In 2017, when I participated at the European Symposium on Poultry Nutrition (ESPN) in Tarragona, Spain, I complained about several things, but this year, after having spent a great week at ESPN in Gdansk, Poland, I have nothing but praise to heap on the organizers.
First, the city itself, Gdansk, is a living museum of history going back centuries (reading Wikipedia pages for Hanseatic League and Free City of Danzig is a great way to spend an hour or so) and as recent as the world-changing Solidarity movement of Lech Walesa. It was a thrilling experience to visit such a place where World War II started, not to mention the spectacularly restored Old City.
Polish people proved great hosts and I wish I had more time to try the local food. I was too busy gulping down an ingenious creation, a marvel of innovation for carnivores: the Tomahawk steak, weighing in at 1,000 grams (35 ounces). It must have been the rib of some Godzilla, but it went down like freshly baked apple pie with vanilla ice cream from Curtis Orchard (fond memories and all that, but I digress). So, kudos for hospitality to the great people of Poland on all fronts.
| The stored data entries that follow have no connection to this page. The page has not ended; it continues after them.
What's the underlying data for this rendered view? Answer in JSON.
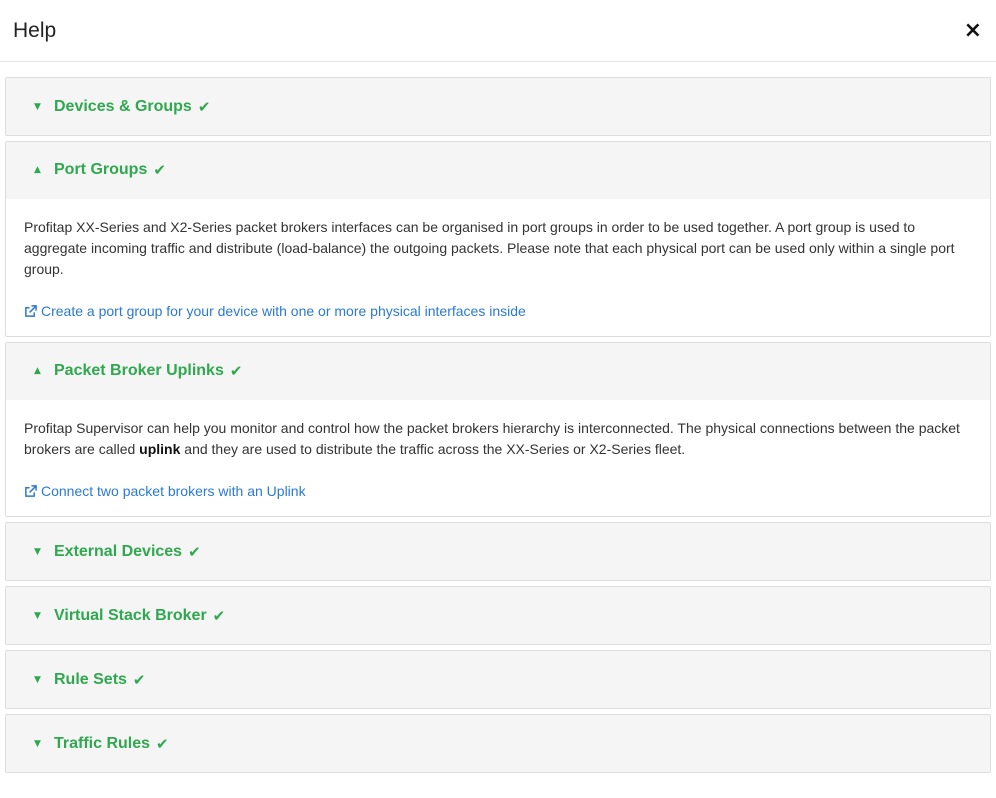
{
  "header": {
    "title": "Help",
    "close_symbol": "×"
  },
  "colors": {
    "accent_green": "#2fa84f",
    "link_blue": "#2a7ad6"
  },
  "icons": {
    "check": "check-icon",
    "caret_down": "caret-down-icon",
    "caret_up": "caret-up-icon",
    "external": "external-link-icon"
  },
  "panels": [
    {
      "title": "Devices & Groups"
    },
    {
      "title": "Port Groups",
      "body": "Profitap XX-Series and X2-Series packet brokers interfaces can be organised in port groups in order to be used together. A port group is used to aggregate incoming traffic and distribute (load-balance) the outgoing packets. Please note that each physical port can be used only within a single port group.",
      "link": "Create a port group for your device with one or more physical interfaces inside"
    },
    {
      "title": "Packet Broker Uplinks",
      "body_before": "Profitap Supervisor can help you monitor and control how the packet brokers hierarchy is interconnected. The physical connections between the packet brokers are called ",
      "body_bold": "uplink",
      "body_after": " and they are used to distribute the traffic across the XX-Series or X2-Series fleet.",
      "link": "Connect two packet brokers with an Uplink"
    },
    {
      "title": "External Devices"
    },
    {
      "title": "Virtual Stack Broker"
    },
    {
      "title": "Rule Sets"
    },
    {
      "title": "Traffic Rules"
    }
  ]
}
And I will not forget the trip down the estuary of the Vistula River all the way to the Baltic Sea, sailing like Jack Sparrow on the fake (but very nicely done) Black Pearl ship (courtesy of my great Polish friend Jedrzej). I do not recall the trip back because Polish beer Tyskie is now my favorite, and nobody was keeping tabs.
As for the ESPN conference center, it was a well-organized three-hall building where everyone got fair treatment, including the private sector that had a sizable and well-presented exhibition hall. I don’t know about the conference food, as I was digesting the T-Rex steak of each previous night’s dinner, but coffee, orange juice and pastries were freely available all possible hours. As far as I know, everything went super smoothly from registration to airport duty-free credit card charges for Soplica liquor (that’s another story.)